The reality is that there is a world out there with people who are suffering at the bottom of the corporate pyramids (the Precariat, e.g. gig workers - who have no job security, no benefits, and not many prospects of a peaceful retirement). Then there are also the hundreds of millions suffering in so called 'developing' countries whose resources are plundered and whose governments compete for industrial-production contracts with our corporatocracy [2][3], creating continuous race-to-the-bottom dynamics that squash workers' rights and create environmental catastrophes.

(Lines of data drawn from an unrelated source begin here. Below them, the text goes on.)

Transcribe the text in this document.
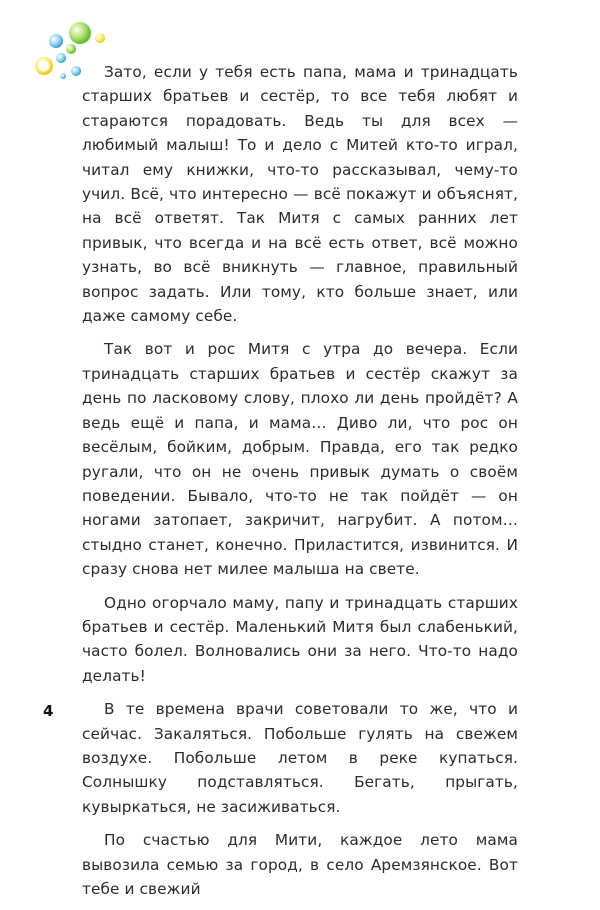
Зато, если у тебя есть папа, мама и тринадцать старших братьев и сестёр, то все тебя любят и стараются порадовать. Ведь ты для всех — любимый малыш! То и дело с Митей кто-то играл, читал ему книжки, что-то рассказывал, чему-то учил. Всё, что интересно — всё покажут и объяснят, на всё ответят. Так Митя с самых ранних лет привык, что всегда и на всё есть ответ, всё можно узнать, во всё вникнуть — главное, правильный вопрос задать. Или тому, кто больше знает, или даже самому себе.

Так вот и рос Митя с утра до вечера. Если тринадцать старших братьев и сестёр скажут за день по ласковому слову, плохо ли день пройдёт? А ведь ещё и папа, и мама… Диво ли, что рос он весёлым, бойким, добрым. Правда, его так редко ругали, что он не очень привык думать о своём поведении. Бывало, что-то не так пойдёт — он ногами затопает, закричит, нагрубит. А потом… стыдно станет, конечно. Приластится, извинится. И сразу снова нет милее малыша на свете.

Одно огорчало маму, папу и тринадцать старших братьев и сестёр. Маленький Митя был слабенький, часто болел. Волновались они за него. Что-то надо делать!

В те времена врачи советовали то же, что и сейчас. Закаляться. Побольше гулять на свежем воздухе. Побольше летом в реке купаться. Солнышку подставляться. Бегать, прыгать, кувыркаться, не засиживаться.

По счастью для Мити, каждое лето мама вывозила семью за город, в село Аремзянское. Вот тебе и свежий

4
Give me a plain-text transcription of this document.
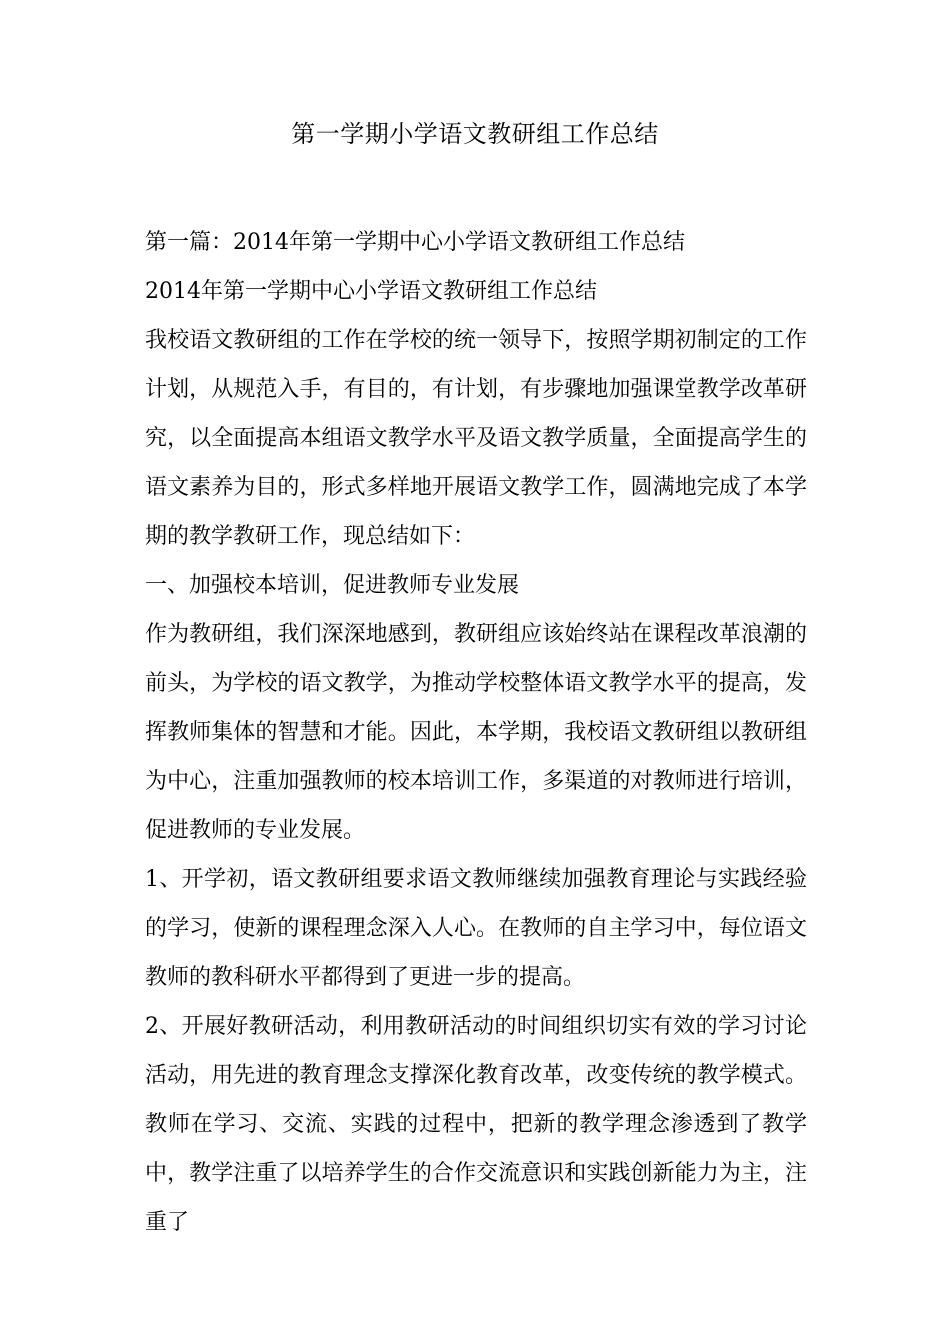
第一学期小学语文教研组工作总结

第一篇：2014年第一学期中心小学语文教研组工作总结

2014年第一学期中心小学语文教研组工作总结

我校语文教研组的工作在学校的统一领导下，按照学期初制定的工作计划，从规范入手，有目的，有计划，有步骤地加强课堂教学改革研究，以全面提高本组语文教学水平及语文教学质量，全面提高学生的语文素养为目的，形式多样地开展语文教学工作，圆满地完成了本学期的教学教研工作，现总结如下：

一、加强校本培训，促进教师专业发展

作为教研组，我们深深地感到，教研组应该始终站在课程改革浪潮的前头，为学校的语文教学，为推动学校整体语文教学水平的提高，发挥教师集体的智慧和才能。因此，本学期，我校语文教研组以教研组为中心，注重加强教师的校本培训工作，多渠道的对教师进行培训，促进教师的专业发展。

1、开学初，语文教研组要求语文教师继续加强教育理论与实践经验的学习，使新的课程理念深入人心。在教师的自主学习中，每位语文教师的教科研水平都得到了更进一步的提高。

2、开展好教研活动，利用教研活动的时间组织切实有效的学习讨论活动，用先进的教育理念支撑深化教育改革，改变传统的教学模式。教师在学习、交流、实践的过程中，把新的教学理念渗透到了教学中，教学注重了以培养学生的合作交流意识和实践创新能力为主，注重了
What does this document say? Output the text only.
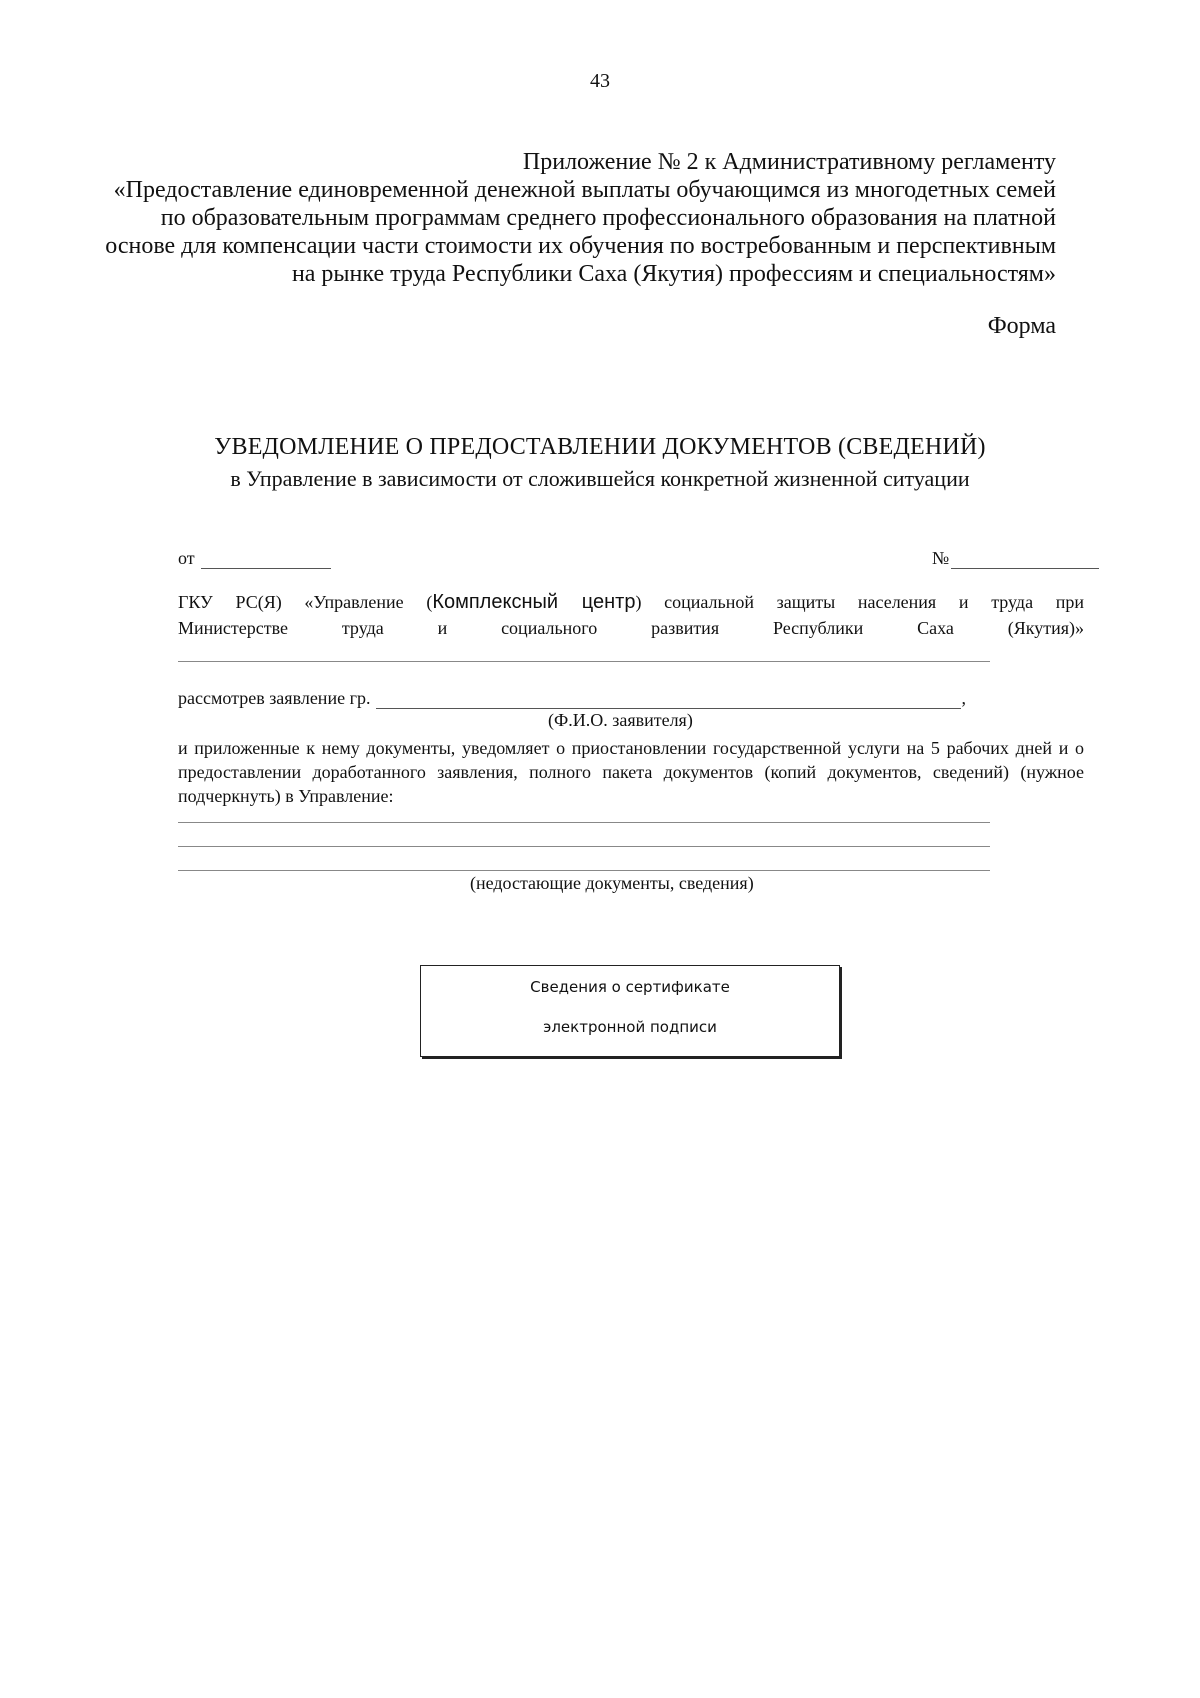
43
Приложение № 2 к Административному регламенту
«Предоставление единовременной денежной выплаты обучающимся из многодетных семей
по образовательным программам среднего профессионального образования на платной
основе для компенсации части стоимости их обучения по востребованным и перспективным
на рынке труда Республики Саха (Якутия) профессиям и специальностям»
Форма
УВЕДОМЛЕНИЕ О ПРЕДОСТАВЛЕНИИ ДОКУМЕНТОВ (СВЕДЕНИЙ)
в Управление в зависимости от сложившейся конкретной жизненной ситуации
от	№
ГКУ РС(Я) «Управление (Комплексный центр) социальной защиты населения и труда при
Министерстве труда и социального развития Республики Саха (Якутия)»
рассмотрев заявление гр.	,
(Ф.И.О. заявителя)
и приложенные к нему документы, уведомляет о приостановлении государственной услуги на 5 рабочих дней и о предоставлении доработанного заявления, полного пакета документов (копий документов, сведений) (нужное подчеркнуть) в Управление:
(недостающие документы, сведения)
Сведения о сертификате
электронной подписи
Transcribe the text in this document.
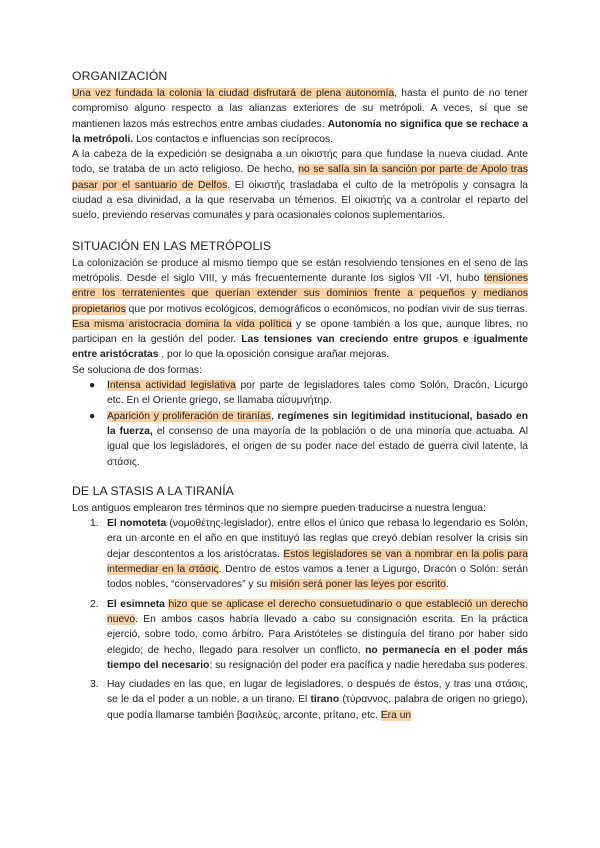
ORGANIZACIÓN

Una vez fundada la colonia la ciudad disfrutará de plena autonomía, hasta el punto de no tener compromiso alguno respecto a las alianzas exteriores de su metrópoli. A veces, sí que se mantienen lazos más estrechos entre ambas ciudades. Autonomía no significa que se rechace a la metrópoli. Los contactos e influencias son recíprocos.

A la cabeza de la expedición se designaba a un οἰκιστής para que fundase la nueva ciudad. Ante todo, se trataba de un acto religioso. De hecho, no se salía sin la sanción por parte de Apolo tras pasar por el santuario de Delfos. El οἰκιστής trasladaba el culto de la metrópolis y consagra la ciudad a esa divinidad, a la que reservaba un témenos. El οἰκιστής va a controlar el reparto del suelo, previendo reservas comunales y para ocasionales colonos suplementarios.

SITUACIÓN EN LAS METRÓPOLIS

La colonización se produce al mismo tiempo que se están resolviendo tensiones en el seno de las metrópolis. Desde el siglo VIII, y más frecuentemente durante los siglos VII -VI, hubo tensiones entre los terratenientes que querían extender sus dominios frente a pequeños y medianos propietarios que por motivos ecológicos, demográficos o económicos, no podían vivir de sus tierras.

Esa misma aristocracia domina la vida política y se opone también a los que, aunque libres, no participan en la gestión del poder. Las tensiones van creciendo entre grupos e igualmente entre aristócratas , por lo que la oposición consigue arañar mejoras.

Se soluciona de dos formas:

● Intensa actividad legislativa por parte de legisladores tales como Solón, Dracón, Licurgo etc. En el Oriente griego, se llamaba αἰσυμνήτηρ.
● Aparición y proliferación de tiranías, regímenes sin legitimidad institucional, basado en la fuerza, el consenso de una mayoría de la población o de una minoría que actuaba. Al igual que los legisladores, el origen de su poder nace del estado de guerra civil latente, la στάσις.
DE LA STASIS A LA TIRANÍA

Los antiguos emplearon tres términos que no siempre pueden traducirse a nuestra lengua:

1. El nomoteta (νομοθέτης-legislador), entre ellos el único que rebasa lo legendario es Solón, era un arconte en el año en que instituyó las reglas que creyó debían resolver la crisis sin dejar descontentos a los aristócratas. Estos legisladores se van a nombrar en la polis para intermediar en la στάσις. Dentro de estos vamos a tener a Ligurgo, Dracón o Solón: serán todos nobles, “conservadores” y su misión será poner las leyes por escrito.
2. El esimneta hizo que se aplicase el derecho consuetudinario o que estableció un derecho nuevo. En ambos casos habría llevado a cabo su consignación escrita. En la práctica ejerció, sobre todo, como árbitro. Para Aristóteles se distinguía del tirano por haber sido elegido; de hecho, llegado para resolver un conflicto, no permanecía en el poder más tiempo del necesario; su resignación del poder era pacífica y nadie heredaba sus poderes.
3. Hay ciudades en las que, en lugar de legisladores, o después de éstos, y tras una στάσις, se le da el poder a un noble, a un tirano. El tirano (τύραννος, palabra de origen no griego), que podía llamarse también βασιλεύς, arconte, prítano, etc. Era un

Commons-based peer production integrates our new digital technology abilities, and it has to be our future. Firm/corporate production is wasteful and destructive. Imagine if all phones and gadgets were modular, including the software inside. Instead our gadgets today become slow non-backwards compatible bricks because of perceived obsolescence. I can do without Siri, or the gaming capabilities of the latest flagship phone... or multitasking, or whatever other corporate feature I do not have a choice whether to run or not.
Because of the monopoly created by the idea of exclusive intellectual property (and the systems constructed to support it), many of these useful ideas and technologies lie locked up inside corporate databases, unexplored and unused. What a waste. What a cosmic joke and tyranny.
My belief is that by using technologies like Ceptr and MetaCurrency's Holochain, we can be in a large scale transition to Commons-based peer production, where we might be able to reverse climate change in just a few years.
The technologies that can save us are here today, yet the intellectual property regime keeps them artificially scarce.
The big constraint underneath all of this, though, is our dogmatic ideas around wealth and money:
1. The current political economy is based on a false idea of material abundance. We call it pseudo-abundance. It is based on a commitment to permanent growth, the infinite accumulation of capital and debt-driven dynamics through compound interest. This is unsustainable, of course, because infinite growth is logically and physically impossible in any physically constrained, finite system.
2. The current political economy is based on a false idea of “immaterial scarcity.” It believes that an exaggerated set of intellectual property monopolies—for copyrights, trademarks and patents—should restrain the sharing of scientific, social and economic innovations. Hence the system discourages human cooperation, excludes many people from benefiting from innovation and slows the collective learning of humanity. In an age of grave global challenges, the political economy keeps many practical alternatives sequestered behind private firewalls or unfunded if they cannot generate adequate profits.
So my hope is that I can continue dreaming and imagining a world where humans have a non-violent and harmonious relationship with the Great Mother, where we’ve moved to a closed loop resource economy, where all outputs can become new inputs, where nothing is wasted. A world where everything is modular and where the scarcity of our intellectual property systems have become inverted and lead to a rich Copyleft world instead, where intelligence is pushed to the edges.